In October 2024, a group of researchers from Radford University released BarraCUDA, an attack capable of extracting neural network weights and biases from an NVidia Jetson chip over electromagnetic side channels. And another group of researchers from UC Riverside demonstrated remote side-channel attacks on GPUs, enabling a process on a shared GPU to spy on other running processes. Today, we’ll take a deeper look at these attacks, and what they imply for AI chip design and security.
BarraCUDA: Stealing Weights over Side-Channels
BarraCUDA takes the traditional electromagnetic side-channel attack, normally used to attack cryptographic hardware, and extends it to attacks on AI models. By measuring the electromagnetic radiation given off by Nvidia Jetson Nano and Orin Nano chips while they’re performing inference, the researchers were able to recover the weights and biases of the neural network those chips were running.
At a high level, this attack relies on how AI chips calculate large multiply-accumulate (MACC) operations, which are essential for the matrix multiplications underpinning all modern deep neural networks. On a GPU, each MACC is divided into a sequence of partial sums. As the authors write, each partial sum “depend[s] on the previous sum and a small number of weights and inputs. Consequently, assuming the previous sum and the inputs are known, the adversary can guess the weights, use these to predict leakage, and correlate the prediction with the measured side-channel trace.”
If we examine Figure 4 from the paper, we can clearly see the t-value of the weight leakage increase early on during the computation of the convolution block. This is the step where the GPU is performing all of the partial sums inside of the MACC, from which the attackers extract the weights. The biases, on the other hand, leak near the end of the computation, because they are usually added towards the end of the partial sum process, after all the weights and inputs have been accumulated.
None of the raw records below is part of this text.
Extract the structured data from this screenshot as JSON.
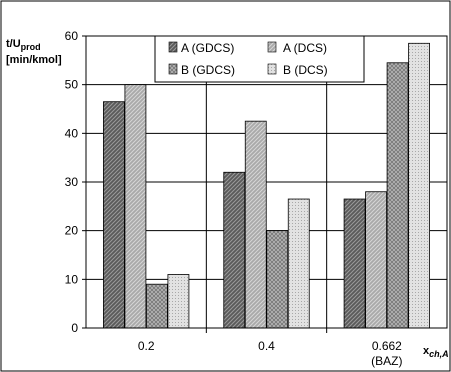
{
  "chart_data": {
    "type": "bar",
    "ylabel": {
      "main": "t/U",
      "sub": "prod",
      "unit": "[min/kmol]"
    },
    "xlabel": {
      "main": "x",
      "sub": "ch,A"
    },
    "categories": [
      {
        "line1": "0.2",
        "line2": ""
      },
      {
        "line1": "0.4",
        "line2": ""
      },
      {
        "line1": "0.662",
        "line2": "(BAZ)"
      }
    ],
    "ylim": [
      0,
      60
    ],
    "yticks": [
      "0",
      "10",
      "20",
      "30",
      "40",
      "50",
      "60"
    ],
    "grid": true,
    "legend_position": "top-right",
    "series": [
      {
        "name": "A (GDCS)",
        "values": [
          46.5,
          32,
          26.5
        ],
        "pattern": "diag-dark"
      },
      {
        "name": "A (DCS)",
        "values": [
          50,
          42.5,
          28
        ],
        "pattern": "diag-light"
      },
      {
        "name": "B (GDCS)",
        "values": [
          9,
          20,
          54.5
        ],
        "pattern": "cross-dark"
      },
      {
        "name": "B (DCS)",
        "values": [
          11,
          26.5,
          58.5
        ],
        "pattern": "dots-light"
      }
    ],
    "colors": {
      "frame": "#000000",
      "background": "#ffffff"
    }
  }
}
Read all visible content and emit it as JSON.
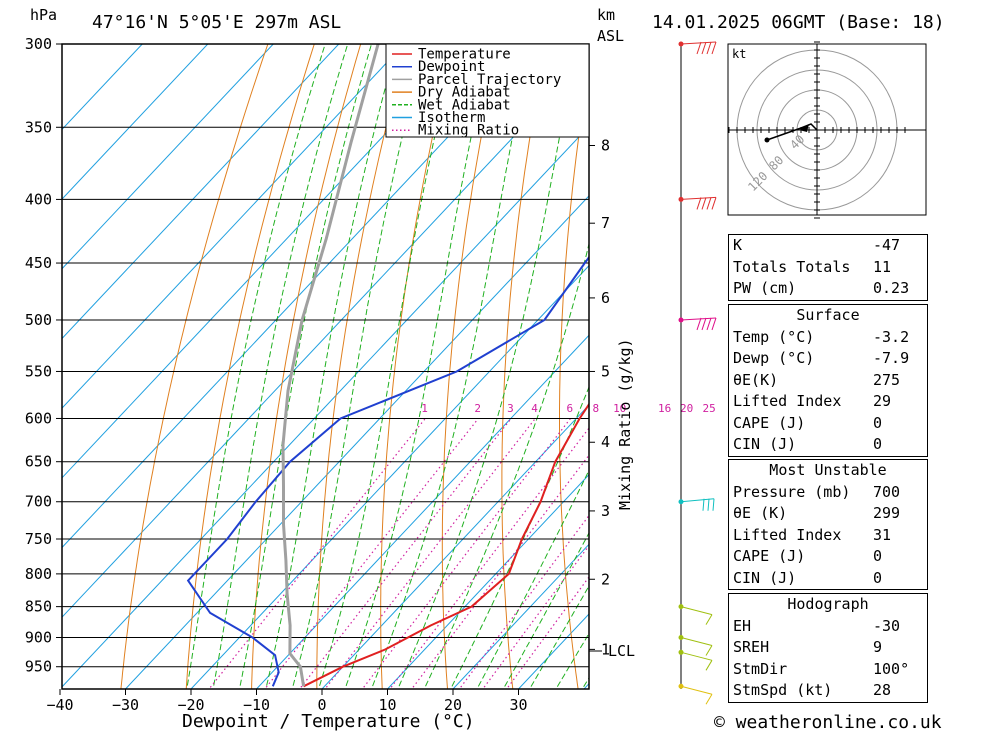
{
  "header": {
    "pressure_unit": "hPa",
    "location": "47°16'N  5°05'E  297m  ASL",
    "height_unit_km": "km",
    "height_unit_asl": "ASL",
    "datetime": "14.01.2025 06GMT (Base: 18)"
  },
  "chart_data": {
    "type": "line",
    "subtype": "skew-T log-P",
    "xlabel": "Dewpoint / Temperature (°C)",
    "ylabel_left": "hPa",
    "ylabel_right_inner": "Mixing Ratio (g/kg)",
    "x_ticks": [
      -40,
      -30,
      -20,
      -10,
      0,
      10,
      20,
      30
    ],
    "x_range": [
      -40,
      40
    ],
    "y_ticks": [
      300,
      350,
      400,
      450,
      500,
      550,
      600,
      650,
      700,
      750,
      800,
      850,
      900,
      950
    ],
    "y_range": [
      300,
      990
    ],
    "y_scale": "log",
    "km_ticks": [
      {
        "km": "1",
        "p": 920
      },
      {
        "km": "2",
        "p": 808
      },
      {
        "km": "3",
        "p": 712
      },
      {
        "km": "4",
        "p": 627
      },
      {
        "km": "5",
        "p": 550
      },
      {
        "km": "6",
        "p": 480
      },
      {
        "km": "7",
        "p": 418
      },
      {
        "km": "8",
        "p": 362
      }
    ],
    "lcl_label": "LCL",
    "lcl_pressure": 927,
    "mixing_ratio_labels": [
      "1",
      "2",
      "3",
      "4",
      "6",
      "8",
      "10",
      "16",
      "20",
      "25"
    ],
    "mixing_ratio_values": [
      1,
      2,
      3,
      4,
      6,
      8,
      10,
      16,
      20,
      25
    ],
    "legend": {
      "placement": "top-right",
      "entries": [
        {
          "name": "Temperature",
          "color": "#e02020",
          "style": "solid"
        },
        {
          "name": "Dewpoint",
          "color": "#2040d0",
          "style": "solid"
        },
        {
          "name": "Parcel Trajectory",
          "color": "#a0a0a0",
          "style": "solid"
        },
        {
          "name": "Dry Adiabat",
          "color": "#e08020",
          "style": "solid"
        },
        {
          "name": "Wet Adiabat",
          "color": "#20b020",
          "style": "dashed"
        },
        {
          "name": "Isotherm",
          "color": "#20a0e0",
          "style": "solid"
        },
        {
          "name": "Mixing Ratio",
          "color": "#d020a0",
          "style": "dotted"
        }
      ]
    },
    "series": [
      {
        "name": "Temperature",
        "points": [
          [
            -3.2,
            985
          ],
          [
            0,
            950
          ],
          [
            4,
            920
          ],
          [
            7.5,
            880
          ],
          [
            11,
            850
          ],
          [
            12,
            800
          ],
          [
            9,
            750
          ],
          [
            6.5,
            700
          ],
          [
            3,
            650
          ],
          [
            0.5,
            600
          ],
          [
            -1.5,
            550
          ],
          [
            -5.5,
            500
          ],
          [
            -10.5,
            450
          ],
          [
            -15.5,
            400
          ],
          [
            -22.5,
            350
          ],
          [
            -30,
            300
          ]
        ]
      },
      {
        "name": "Dewpoint",
        "points": [
          [
            -7.9,
            985
          ],
          [
            -9,
            960
          ],
          [
            -12,
            930
          ],
          [
            -18,
            900
          ],
          [
            -28,
            860
          ],
          [
            -36,
            810
          ],
          [
            -36,
            750
          ],
          [
            -37,
            700
          ],
          [
            -37.5,
            650
          ],
          [
            -36,
            600
          ],
          [
            -25,
            550
          ],
          [
            -19,
            500
          ],
          [
            -21,
            450
          ],
          [
            -23,
            400
          ],
          [
            -33,
            350
          ],
          [
            -36,
            300
          ]
        ]
      },
      {
        "name": "Parcel Trajectory",
        "points": [
          [
            -3.2,
            985
          ],
          [
            -6.5,
            950
          ],
          [
            -10,
            927
          ],
          [
            -14,
            880
          ],
          [
            -19,
            830
          ],
          [
            -24,
            780
          ],
          [
            -29.5,
            730
          ],
          [
            -35,
            680
          ],
          [
            -41,
            630
          ],
          [
            -48,
            570
          ],
          [
            -56,
            500
          ],
          [
            -64,
            430
          ],
          [
            -74,
            360
          ],
          [
            -84,
            300
          ]
        ]
      }
    ]
  },
  "hodograph": {
    "unit": "kt",
    "ring_labels": [
      "40",
      "80",
      "120"
    ]
  },
  "wind_barbs": [
    {
      "p": 300,
      "color": "#e03030"
    },
    {
      "p": 400,
      "color": "#e03030"
    },
    {
      "p": 500,
      "color": "#e0108a"
    },
    {
      "p": 700,
      "color": "#10c0c0"
    },
    {
      "p": 850,
      "color": "#a0c010"
    },
    {
      "p": 900,
      "color": "#a0c010"
    },
    {
      "p": 925,
      "color": "#a0c010"
    },
    {
      "p": 985,
      "color": "#e0c010"
    }
  ],
  "indices": {
    "k_label": "K",
    "k": "-47",
    "tt_label": "Totals Totals",
    "tt": "11",
    "pw_label": "PW (cm)",
    "pw": "0.23"
  },
  "surface": {
    "title": "Surface",
    "temp_label": "Temp (°C)",
    "temp": "-3.2",
    "dewp_label": "Dewp (°C)",
    "dewp": "-7.9",
    "theta_label": "θE(K)",
    "theta": "275",
    "li_label": "Lifted Index",
    "li": "29",
    "cape_label": "CAPE (J)",
    "cape": "0",
    "cin_label": "CIN (J)",
    "cin": "0"
  },
  "most_unstable": {
    "title": "Most Unstable",
    "pressure_label": "Pressure (mb)",
    "pressure": "700",
    "theta_label": "θE (K)",
    "theta": "299",
    "li_label": "Lifted Index",
    "li": "31",
    "cape_label": "CAPE (J)",
    "cape": "0",
    "cin_label": "CIN (J)",
    "cin": "0"
  },
  "hodograph_table": {
    "title": "Hodograph",
    "eh_label": "EH",
    "eh": "-30",
    "sreh_label": "SREH",
    "sreh": "9",
    "stmdir_label": "StmDir",
    "stmdir": "100°",
    "stmspd_label": "StmSpd (kt)",
    "stmspd": "28"
  },
  "footer": {
    "copyright": "© weatheronline.co.uk"
  }
}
These attacks are surprisingly efficient, too. BarraCUDA could extract the weights from an Orion Nano with only one day of trace collection -- about 5 minutes per weight. That may be a lot for large language models, but for small edge models, BarraCUDA could be a real threat.
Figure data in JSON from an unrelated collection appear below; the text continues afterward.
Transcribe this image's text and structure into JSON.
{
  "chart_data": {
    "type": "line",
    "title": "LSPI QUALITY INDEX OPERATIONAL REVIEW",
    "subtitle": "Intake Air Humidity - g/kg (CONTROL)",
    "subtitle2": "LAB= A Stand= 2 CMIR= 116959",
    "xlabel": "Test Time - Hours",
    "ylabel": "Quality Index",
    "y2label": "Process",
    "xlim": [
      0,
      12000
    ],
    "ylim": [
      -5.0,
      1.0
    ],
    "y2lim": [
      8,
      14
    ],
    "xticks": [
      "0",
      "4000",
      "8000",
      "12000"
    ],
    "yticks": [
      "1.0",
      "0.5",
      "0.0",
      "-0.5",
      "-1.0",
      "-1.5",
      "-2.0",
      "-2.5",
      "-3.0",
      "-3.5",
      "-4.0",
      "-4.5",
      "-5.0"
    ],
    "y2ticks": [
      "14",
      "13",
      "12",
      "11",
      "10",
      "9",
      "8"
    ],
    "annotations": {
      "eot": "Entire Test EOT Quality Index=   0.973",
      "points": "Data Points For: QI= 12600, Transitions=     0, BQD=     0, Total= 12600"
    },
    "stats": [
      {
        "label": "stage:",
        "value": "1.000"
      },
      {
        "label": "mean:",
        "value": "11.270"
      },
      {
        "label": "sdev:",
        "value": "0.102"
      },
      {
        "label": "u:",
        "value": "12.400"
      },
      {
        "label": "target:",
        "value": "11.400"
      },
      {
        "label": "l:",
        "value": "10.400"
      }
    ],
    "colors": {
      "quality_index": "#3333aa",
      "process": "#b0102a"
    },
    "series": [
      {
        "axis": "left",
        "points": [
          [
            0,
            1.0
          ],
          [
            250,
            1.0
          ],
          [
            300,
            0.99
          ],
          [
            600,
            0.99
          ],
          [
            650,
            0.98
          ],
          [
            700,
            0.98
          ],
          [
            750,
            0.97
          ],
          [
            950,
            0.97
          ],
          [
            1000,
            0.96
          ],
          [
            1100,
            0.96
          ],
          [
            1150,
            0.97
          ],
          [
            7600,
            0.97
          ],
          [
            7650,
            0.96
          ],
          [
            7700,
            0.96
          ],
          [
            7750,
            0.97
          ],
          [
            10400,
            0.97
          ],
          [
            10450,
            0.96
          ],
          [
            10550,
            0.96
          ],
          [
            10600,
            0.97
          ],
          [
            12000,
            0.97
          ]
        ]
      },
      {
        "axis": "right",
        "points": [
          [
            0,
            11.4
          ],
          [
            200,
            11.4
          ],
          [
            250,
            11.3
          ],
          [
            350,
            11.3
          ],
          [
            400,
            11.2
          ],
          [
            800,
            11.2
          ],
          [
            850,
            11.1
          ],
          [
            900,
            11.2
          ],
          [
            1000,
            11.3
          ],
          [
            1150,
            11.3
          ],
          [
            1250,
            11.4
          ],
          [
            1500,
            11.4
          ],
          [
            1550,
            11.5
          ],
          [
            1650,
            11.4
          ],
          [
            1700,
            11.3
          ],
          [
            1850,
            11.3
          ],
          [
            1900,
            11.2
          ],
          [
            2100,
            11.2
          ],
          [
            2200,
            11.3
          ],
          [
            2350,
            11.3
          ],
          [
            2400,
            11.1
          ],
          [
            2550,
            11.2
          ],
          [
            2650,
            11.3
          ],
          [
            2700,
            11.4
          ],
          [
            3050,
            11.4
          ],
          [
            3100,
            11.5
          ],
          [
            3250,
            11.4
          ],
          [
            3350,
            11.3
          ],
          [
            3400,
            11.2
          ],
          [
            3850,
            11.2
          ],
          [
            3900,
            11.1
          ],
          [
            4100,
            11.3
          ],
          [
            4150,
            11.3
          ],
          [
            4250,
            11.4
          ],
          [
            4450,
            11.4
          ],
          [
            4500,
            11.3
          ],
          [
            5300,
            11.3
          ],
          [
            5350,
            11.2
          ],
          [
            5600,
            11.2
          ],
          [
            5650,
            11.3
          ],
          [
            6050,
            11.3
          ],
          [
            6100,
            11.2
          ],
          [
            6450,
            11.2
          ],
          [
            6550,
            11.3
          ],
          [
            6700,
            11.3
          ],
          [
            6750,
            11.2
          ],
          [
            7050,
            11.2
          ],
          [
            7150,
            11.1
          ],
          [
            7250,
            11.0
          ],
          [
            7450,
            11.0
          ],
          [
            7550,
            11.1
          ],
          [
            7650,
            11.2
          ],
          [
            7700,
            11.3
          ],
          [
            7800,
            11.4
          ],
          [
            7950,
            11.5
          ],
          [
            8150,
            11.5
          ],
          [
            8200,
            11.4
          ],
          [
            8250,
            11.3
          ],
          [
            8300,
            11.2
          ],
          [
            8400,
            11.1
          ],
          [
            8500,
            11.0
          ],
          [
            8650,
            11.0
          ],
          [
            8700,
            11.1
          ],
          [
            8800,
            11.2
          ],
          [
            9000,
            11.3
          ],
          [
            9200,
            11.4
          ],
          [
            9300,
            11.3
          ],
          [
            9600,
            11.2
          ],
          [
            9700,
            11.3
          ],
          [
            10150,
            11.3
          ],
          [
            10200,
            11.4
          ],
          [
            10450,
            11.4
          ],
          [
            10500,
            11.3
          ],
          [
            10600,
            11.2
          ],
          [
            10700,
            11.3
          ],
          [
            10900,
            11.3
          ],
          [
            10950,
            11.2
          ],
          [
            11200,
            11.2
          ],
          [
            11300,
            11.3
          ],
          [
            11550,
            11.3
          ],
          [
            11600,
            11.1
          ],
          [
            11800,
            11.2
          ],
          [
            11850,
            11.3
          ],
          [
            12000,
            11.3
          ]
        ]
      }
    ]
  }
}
When the researchers told Nvidia about this attack, Nvidia’s response was simple: they recommended that users prevent physical access to Jetson and Orion devices. But not all attacks can be prevented by preventing physical access. Some side channels can also be performed remotely.
Remote GPU Side-Channels
A group of researchers from UC Riverside found one such remote side-channel attack. Sometimes, one GPU can be running multiple processes at once. This is common on personal computers, when rendering multiple windows at once, but it’s also common in a cloud environment, when multiple users are sharing virtualized resources.
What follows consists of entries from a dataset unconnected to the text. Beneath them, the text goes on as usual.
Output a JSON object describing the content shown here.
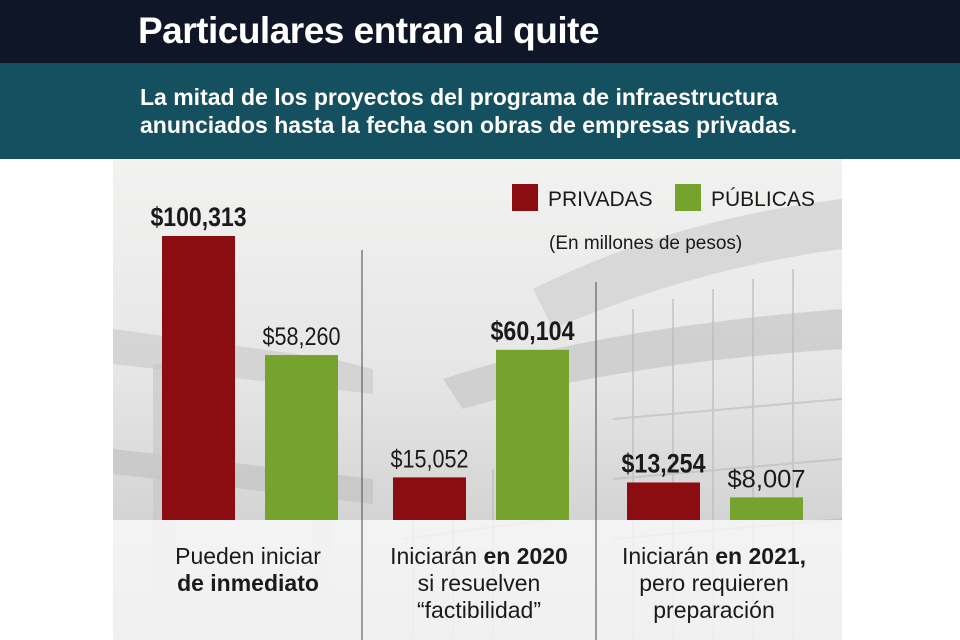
{
  "header": {
    "title": "Particulares entran al quite",
    "subtitle_line1": "La mitad de los proyectos del programa de infraestructura",
    "subtitle_line2": "anunciados hasta la fecha son obras de empresas privadas."
  },
  "chart_data": {
    "type": "bar",
    "categories": [
      {
        "line1": "Pueden iniciar",
        "line2": "de inmediato",
        "line3": ""
      },
      {
        "line1": "Iniciarán en 2020",
        "line2": "si resuelven",
        "line3": "“factibilidad”"
      },
      {
        "line1": "Iniciarán en 2021,",
        "line2": "pero requieren",
        "line3": "preparación"
      }
    ],
    "series": [
      {
        "name": "PRIVADAS",
        "color": "#8b0d12",
        "values": [
          100313,
          15052,
          13254
        ],
        "labels": [
          "$100,313",
          "$15,052",
          "$13,254"
        ]
      },
      {
        "name": "PÚBLICAS",
        "color": "#76a22e",
        "values": [
          58260,
          60104,
          8007
        ],
        "labels": [
          "$58,260",
          "$60,104",
          "$8,007"
        ]
      }
    ],
    "bold_labels": [
      [
        true,
        false,
        true
      ],
      [
        false,
        true,
        false
      ]
    ],
    "unit_note": "(En millones de pesos)",
    "ylim": [
      0,
      100313
    ],
    "legend_position": "top-right"
  }
}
For this attack, the researchers intentionally colocated a “spy” process on the same GPU as the “target” process. When this happens, both processes will share the same cache hierarchy. That means that, if the target process is causing a large number of cache misses, this can be observed by the spy process.
In the case of a neural network, the structure of the network can significantly impact its memory access patterns. Usually, a model will start to experience a higher number of cache misses when computation of one layer is complete. This enables the spy process to determine the size and structure of the different layers of the target network.
In theory, this attack could be prevented by flushing the cache when process switches occur. However, this would significantly impact the overall performance of the system. But without sacrificing performance, it seems unlikely that these sorts of side-channel attacks can be prevented.
So what do we do about it?
GPUs and AI chips clearly have security flaws. Not only can attackers with physical access steal model weights off the chip, but they could potentially do so remotely. And this isn’t an easy problem to solve. Even if GPUs sacrifice cache performance to prevent remote attacks, physical attacks are still a major concern.
Even worse, physical side channels can be turned into remote side channels through an attack called Hertzbleed. High-performance chips, like AI chips and GPUs, leverage a technology called dynamic frequency scaling to maximize performance and efficiency. Essentially, chips can dynamically speed up or slow down their clock frequency based on their current power consumption. This way, the chip will always be running as fast as it can be for a given power envelope. But that means that power-consumption-based side-channels, which normally require physical access to measure the chip, now can be measured based on program runtime.
There are proposals for truly secure AI hardware using masked logic or approximate computation, but these architectures still have their limitations. Approximate computation methods are far more efficient, but introduce some error into the network output. On the other hand, exact methods require much more expensive masking techniques. More importantly, though, both methods are only being investigated by a handful of researchers worldwide.
Given that AI chips are being deployed en-masse, and have clear, practical security concerns, building truly secure AI chips shouldn’t just be the focus of a small number of researchers. I think existing AI chip companies and GPU companies need to take these challenges seriously. And as AI gets deployed more and more in sensitive organizations with data privacy concerns, I think also there’s a major opportunity for new startups to deliver end-to-end secure AI hardware and software products.
Dumb question: isn't avoiding physical side-channel attacks as simple as putting the edge AI device inside a radiation enclosure? Like one of those wallets that protect your credit card?
Guess that wouldn't make a very good phone case, but would work on a Jetson?